Models and memory (from upstream table)
The project’s README publishes a simple matrix. Paraphrased here—re-verify on the repo before you buy hardware:
| Variant (as labeled upstream) | Approximate size | Notes |
|---|---|---|
| Gemma 4 E2B | ~1.5 GB | Faster, lighter tasks |
| Gemma 4 E4B | ~3 GB | Recommended balance in README |
| Gemma 4 27B MoE | ~8 GB | Stronger reasoning; 16 GB+ RAM class machine |
| Gemma 4 31B | ~18 GB | Heaviest; 32 GB+ RAM class machine |
Community replies on X have asked the same question your laptop will ask: which row is “enough” for acceptable latency on your thermal budget—there is no substitute for local profiling on the exact chip and cooling you ship with.

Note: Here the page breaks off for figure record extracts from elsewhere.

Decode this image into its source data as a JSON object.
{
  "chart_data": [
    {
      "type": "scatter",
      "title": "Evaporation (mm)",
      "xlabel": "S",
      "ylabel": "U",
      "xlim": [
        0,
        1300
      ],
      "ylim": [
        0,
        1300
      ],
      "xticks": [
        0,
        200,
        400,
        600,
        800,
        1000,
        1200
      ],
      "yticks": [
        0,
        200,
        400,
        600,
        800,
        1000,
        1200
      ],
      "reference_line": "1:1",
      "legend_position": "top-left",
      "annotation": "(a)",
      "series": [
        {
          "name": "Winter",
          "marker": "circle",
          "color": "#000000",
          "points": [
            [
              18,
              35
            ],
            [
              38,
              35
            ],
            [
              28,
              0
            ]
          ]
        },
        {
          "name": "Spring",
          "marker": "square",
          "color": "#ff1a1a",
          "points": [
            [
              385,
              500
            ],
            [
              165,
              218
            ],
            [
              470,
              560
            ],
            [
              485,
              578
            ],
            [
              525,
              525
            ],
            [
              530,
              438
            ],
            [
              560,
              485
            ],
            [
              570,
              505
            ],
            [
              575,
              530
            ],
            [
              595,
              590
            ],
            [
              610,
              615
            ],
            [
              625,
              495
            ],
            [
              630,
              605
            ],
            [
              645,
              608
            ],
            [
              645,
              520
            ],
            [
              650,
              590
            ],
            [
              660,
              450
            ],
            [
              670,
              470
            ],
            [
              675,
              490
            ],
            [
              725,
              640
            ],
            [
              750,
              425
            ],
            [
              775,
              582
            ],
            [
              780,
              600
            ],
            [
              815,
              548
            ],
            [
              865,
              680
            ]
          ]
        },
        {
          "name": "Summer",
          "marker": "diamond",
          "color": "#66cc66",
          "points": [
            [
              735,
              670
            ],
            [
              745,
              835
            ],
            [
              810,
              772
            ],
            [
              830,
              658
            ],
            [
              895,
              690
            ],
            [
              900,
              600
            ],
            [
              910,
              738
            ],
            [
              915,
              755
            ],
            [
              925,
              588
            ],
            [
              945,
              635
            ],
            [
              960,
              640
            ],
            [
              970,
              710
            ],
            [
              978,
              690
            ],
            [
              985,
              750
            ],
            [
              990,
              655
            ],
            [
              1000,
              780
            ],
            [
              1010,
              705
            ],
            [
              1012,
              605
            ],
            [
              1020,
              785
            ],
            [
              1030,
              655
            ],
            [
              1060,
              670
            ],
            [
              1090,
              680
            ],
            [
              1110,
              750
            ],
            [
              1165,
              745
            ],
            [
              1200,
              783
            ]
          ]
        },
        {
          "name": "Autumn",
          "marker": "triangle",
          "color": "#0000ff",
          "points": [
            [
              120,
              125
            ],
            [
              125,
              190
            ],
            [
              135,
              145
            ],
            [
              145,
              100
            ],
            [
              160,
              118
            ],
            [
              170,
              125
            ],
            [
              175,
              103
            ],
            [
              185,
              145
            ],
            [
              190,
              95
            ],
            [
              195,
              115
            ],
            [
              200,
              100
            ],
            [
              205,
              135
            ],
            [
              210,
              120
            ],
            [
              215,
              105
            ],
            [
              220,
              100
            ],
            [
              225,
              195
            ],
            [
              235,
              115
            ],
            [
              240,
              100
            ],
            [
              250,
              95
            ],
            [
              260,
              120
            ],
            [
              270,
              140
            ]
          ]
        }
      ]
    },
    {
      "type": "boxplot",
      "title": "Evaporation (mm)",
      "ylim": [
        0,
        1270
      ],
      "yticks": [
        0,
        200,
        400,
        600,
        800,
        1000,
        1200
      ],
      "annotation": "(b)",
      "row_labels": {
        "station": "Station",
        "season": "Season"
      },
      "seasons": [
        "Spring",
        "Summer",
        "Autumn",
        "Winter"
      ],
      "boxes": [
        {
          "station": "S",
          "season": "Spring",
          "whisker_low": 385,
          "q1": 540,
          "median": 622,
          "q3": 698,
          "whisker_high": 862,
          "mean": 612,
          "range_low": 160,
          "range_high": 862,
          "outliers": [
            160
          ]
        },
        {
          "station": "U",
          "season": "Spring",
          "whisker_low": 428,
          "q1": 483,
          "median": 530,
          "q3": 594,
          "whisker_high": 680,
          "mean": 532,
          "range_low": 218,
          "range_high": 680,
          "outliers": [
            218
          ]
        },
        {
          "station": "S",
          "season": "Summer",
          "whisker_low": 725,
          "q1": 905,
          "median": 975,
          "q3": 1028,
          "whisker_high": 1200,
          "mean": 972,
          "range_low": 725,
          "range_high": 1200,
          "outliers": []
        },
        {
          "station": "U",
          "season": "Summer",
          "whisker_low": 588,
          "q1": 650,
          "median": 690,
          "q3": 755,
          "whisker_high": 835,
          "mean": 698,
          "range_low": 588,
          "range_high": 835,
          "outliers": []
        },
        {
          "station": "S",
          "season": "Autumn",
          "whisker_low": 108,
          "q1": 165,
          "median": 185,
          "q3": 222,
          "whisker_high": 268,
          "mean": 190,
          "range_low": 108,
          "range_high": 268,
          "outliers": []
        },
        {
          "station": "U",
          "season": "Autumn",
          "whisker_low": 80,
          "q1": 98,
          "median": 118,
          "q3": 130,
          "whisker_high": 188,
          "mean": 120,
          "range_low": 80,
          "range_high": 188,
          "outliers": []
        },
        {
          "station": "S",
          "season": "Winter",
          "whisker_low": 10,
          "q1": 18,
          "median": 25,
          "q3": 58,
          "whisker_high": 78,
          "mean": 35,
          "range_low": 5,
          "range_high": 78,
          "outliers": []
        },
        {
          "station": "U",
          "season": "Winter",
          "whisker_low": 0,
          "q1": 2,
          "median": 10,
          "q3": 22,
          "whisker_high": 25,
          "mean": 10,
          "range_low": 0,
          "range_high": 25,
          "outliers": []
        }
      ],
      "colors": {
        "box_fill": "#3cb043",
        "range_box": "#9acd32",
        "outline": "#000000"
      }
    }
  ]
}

Getting started (upstream commands)
From the README’s Getting Started block:
git clone https://github.com/ammaarreshi/gemma-chat.git
cd gemma-chat
npm install
npm run dev
Note: Some README snapshots on the web have referenced alternate clone URLs; use the repository you intend to fork and verify default branch and package scripts in package.json before documenting runbooks internally.
Packaging:
npm run dist
Upstream states this yields a .dmg for drag-to-Applications installs.
Tradeoffs practitioners are already naming
- Offline inference ≠ offline everything. Installing
npmdependencies, reading live API docs, and shipping CI/CD still want a network—even when the model weights never leave the machine. That distinction matters for security reviews (“data never hits OpenAI”) vs program reality (“the loop still phones home for packages”). - First-run downloads are the fragile step: public replies mention crashes during model download—triage via Issues and pinned guidance rather than assumptions.
- Ecosystem routing: Comments ask for tighter integration with existing local weight stores (for example pointing at Ollama or LM Studio). The repo description already mentions Ollama; whether that satisfies “use my existing cache” is an integration detail to confirm in code and docs.
- Speech-to-text: A reply thread references MLX-VLM-style server paths for STT—interesting for forks, not something to assert without matching commit and IPC in this repo.
Why ExplainX readers should care
ExplainX indexes skills, tools, agents, and MCP servers for teams that ship with assistants. Gemma Chat is a reference for one slice of that map: desktop shell + local weights + tool protocol + workspace sandbox. Whether you adopt it directly or borrow patterns, the artifact is inspectable in MIT-licensed source.
Related on ExplainX
- What are agent skills? — how portable SKILL.md-style capability fits next to local agent loops
- Google Chrome “skills” and Gemini — Google’s product-surface automation story vs local Gemma runs
- What is MCP? — when your local app exposes tools to hosts
- GLM-5.1, Hugging Face, Ollama — another local weights + stack matrix explainer for comparison
Sources
- Repository: github.com/ammaarreshi/gemma-chat
- Gemma (Google DeepMind open models): positioning and ecosystem context via Google Gemma on X and official Gemma documentation—use those for model policy and license nuance beyond this app.
- MLX: Apple’s machine learning research materials on MLX / MLX-LM for runtime semantics.
Star counts, default models, and README clone URLs drift quickly after a viral launch. Reconcile any numbers in this post with the live GitHub page and Issues before budgeting hardware or support.